PTC Therapeutics Halts Utreloxastat Development After Phase 2 ALS Trial Failure

• PTC Therapeutics' Phase 2 CardinALS trial of utreloxastat in amyotrophic lateral sclerosis (ALS) failed to meet its primary endpoint of slowing disease progression.
• The trial did not achieve statistical significance in reducing plasma neurofilament light chain (NfL), a biomarker of neuronal damage, or in secondary efficacy endpoints.
• Despite the setback, analysts maintain a positive outlook on PTC, focusing on the potential of sepiapterin for phenylketonuria (PKU) and Huntington's disease program.
• PTC Therapeutics sold its Rare Pediatric Disease Priority Review Voucher for $150 million following the FDA approval of Kebilidi for AADC deficiency.

PTC Therapeutics has ceased the development of utreloxastat following the failure of its Phase 2 CardinALS trial in patients with amyotrophic lateral sclerosis (ALS). The global, placebo-controlled study did not meet its primary endpoint of slowing disease progression, as measured by the composite ALSFRS-R and mortality analysis.

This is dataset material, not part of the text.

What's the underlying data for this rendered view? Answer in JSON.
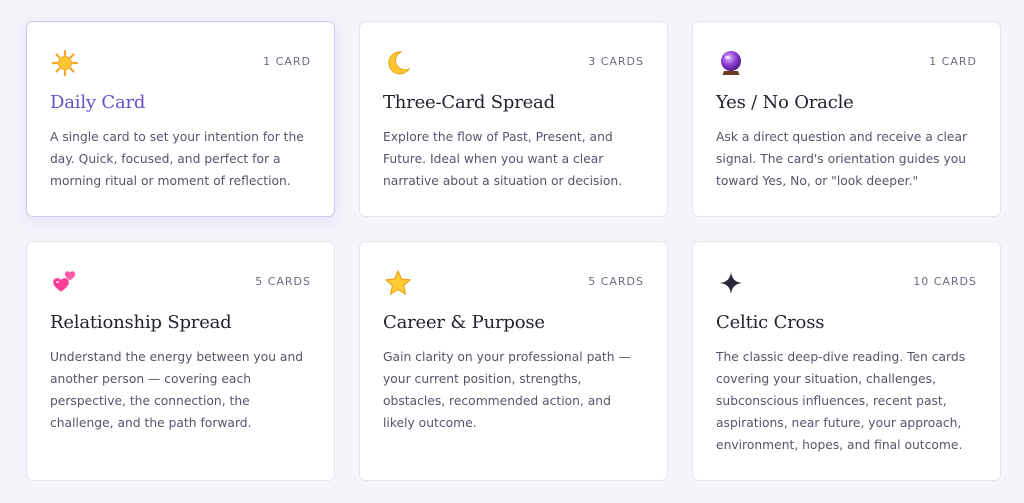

While the trial showed a modest numerical benefit on the primary endpoint and a correlation between favorable clinical effect and lowering plasma neurofilament light chain (NfL), a biomarker of neuronal damage, statistical significance was not achieved (p=0.52). Secondary efficacy endpoints also failed to reach significance.

Trial Details and Results

The CardinALS trial (NCT05349721) assessed the efficacy of utreloxastat in slowing the progression of ALS, a rare and fatal neurodegenerative disease affecting motor neurons in the brain and spinal cord. Despite utreloxastat's demonstrated safety and tolerability, the absence of significant efficacy and biomarker signal led to the decision to discontinue its development.

Matthew Klein, CEO of PTC Therapeutics, expressed disappointment, stating, "We are of course disappointed that we were not able to demonstrate treatment efficacy and provide a potential therapy that could address the significant unmet medical need of ALS patients."

Analyst Perspective

William Blair analysts noted that the CardinALS trial results were disappointing but did not significantly impact their investment thesis. They maintain an Outperform rating on PTC, emphasizing the potential approval and launch of sepiapterin for treating Phenylketonuria (PKU) as a key growth driver. A PDUFA decision for sepiapterin is expected in July.

Focus on Other Programs

Analysts also highlight growing investor interest in PTC's Huntington's disease program. Positive discussions with regulators regarding an accelerated approval pathway for PTC-518, a small-molecule therapy, could significantly boost the stock. A Type C meeting with the FDA is planned for the fourth quarter to discuss the regulatory pathway.

Additionally, PTC aims to file a U.S. marketing application for vatiquinone in Friedreich's ataxia (FA) by late 2024. Approval is anticipated based on the drug's clinical data and recent FDA neurology approvals, particularly given the lack of existing treatments for pediatric FA patients.

Sale of Priority Review Voucher

Following the Phase 2 failure, PTC Therapeutics sold its Rare Pediatric Disease Priority Review Voucher for $150 million. The voucher was granted upon FDA approval of Kebilidi (eladocagene exuparvovec-tneq), a gene therapy for children and adults with Aromatic L-amino acid decarboxylase (AADC) deficiency.